Comme chacun le sait, Justice League a par la suite été repris par Joss Whedon, pour le résultat assez médiocre qu’on connaît. Et à l’occasion, le réalisateur a tenu à avoir une bande-originale un peu plus orchestrale (et moins sombre) que les précédentes partitions d’Hans Zimmer sur Man of Steel et Batman v Superman. Le bonhomme a donc fait appel à non moins que Danny Elfman, avec qui il avait déjà collaboré sur Avengers : L'Ère d'Ultron.

 

photoQuand le ciel est rouge et que tu n'as pas le bon thème...

 

Problème, si le compositeur attitré de Tim Burton est loin d’être un piètre faiseur, son travail sur Justice League n’a fait que mettre en avant l’hétérogénéité d’un film malade. Perdu face à cette nouvelle mouture des icônes DC, Elfman a préféré déclarer forfait, et a alterné entre les leitmotivs de Man of Steel et le thème de Superman par John Williams, avant même de calquer sa propre partition du Batman de 1989 sur le Chevalier Noir de Ben Affleck.

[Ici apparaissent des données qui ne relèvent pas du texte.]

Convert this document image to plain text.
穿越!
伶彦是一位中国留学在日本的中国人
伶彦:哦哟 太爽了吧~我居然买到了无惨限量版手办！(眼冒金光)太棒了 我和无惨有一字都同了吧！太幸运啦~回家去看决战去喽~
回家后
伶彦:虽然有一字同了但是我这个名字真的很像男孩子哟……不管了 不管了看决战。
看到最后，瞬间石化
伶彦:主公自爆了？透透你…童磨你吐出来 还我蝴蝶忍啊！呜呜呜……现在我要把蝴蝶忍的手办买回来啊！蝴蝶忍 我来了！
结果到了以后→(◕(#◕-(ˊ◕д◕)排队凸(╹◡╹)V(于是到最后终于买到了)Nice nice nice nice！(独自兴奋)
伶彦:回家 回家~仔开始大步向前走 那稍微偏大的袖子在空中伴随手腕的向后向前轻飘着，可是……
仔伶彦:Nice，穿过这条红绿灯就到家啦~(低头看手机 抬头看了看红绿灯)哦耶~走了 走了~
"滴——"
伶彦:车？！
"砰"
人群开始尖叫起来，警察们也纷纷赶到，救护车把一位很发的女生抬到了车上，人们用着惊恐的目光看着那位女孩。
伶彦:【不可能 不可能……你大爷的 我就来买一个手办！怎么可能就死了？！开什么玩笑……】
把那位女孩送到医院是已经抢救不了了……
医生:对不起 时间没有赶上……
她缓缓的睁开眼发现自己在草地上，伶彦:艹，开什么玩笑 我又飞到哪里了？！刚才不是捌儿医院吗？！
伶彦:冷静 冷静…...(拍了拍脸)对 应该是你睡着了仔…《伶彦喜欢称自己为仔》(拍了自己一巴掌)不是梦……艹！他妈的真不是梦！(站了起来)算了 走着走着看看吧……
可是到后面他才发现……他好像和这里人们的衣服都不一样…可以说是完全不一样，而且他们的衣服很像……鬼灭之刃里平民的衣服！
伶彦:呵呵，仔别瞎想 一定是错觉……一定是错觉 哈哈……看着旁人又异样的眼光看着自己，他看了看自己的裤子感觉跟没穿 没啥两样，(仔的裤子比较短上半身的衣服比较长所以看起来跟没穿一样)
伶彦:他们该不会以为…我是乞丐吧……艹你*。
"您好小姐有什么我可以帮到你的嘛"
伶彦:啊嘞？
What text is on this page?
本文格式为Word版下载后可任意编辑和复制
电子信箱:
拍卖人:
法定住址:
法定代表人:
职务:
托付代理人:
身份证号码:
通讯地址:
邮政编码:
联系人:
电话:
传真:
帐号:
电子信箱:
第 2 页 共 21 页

En bref, cette démarche musicale sans queue ni tête a bien mérité d’être remplacée à l’arrivée du Snyder Cut. Et non seulement Junkie XL a livré un album titanesque au vu des quatre heures de métrage (on est d’ailleurs revenus en détail sur sa méthodologie, qui a dû prendre en compte le confinement), mais il a sans nul doute conclu de la plus belle des manières les mésaventures du DCEU. Il fallait donc bien qu’on s‘y attarde.

 

photoAh là, c'est mieux !

 

Qui a fait ça ?

Né aux Pays-Bas, Antonius Holkenborg (son nom complet) a débuté sa carrière dans les années 80, en passant du groupe de new wave Weekend at Waikiki à celui de metal industriel Nerve. Cette variété d’approches lui a permis par la suite d’approcher l’électronique sous le nom de scène Junkie XL. En 2002, son remix de la chanson d’Elvis Presley A Little Less Conversation lui a valu un succès mondial.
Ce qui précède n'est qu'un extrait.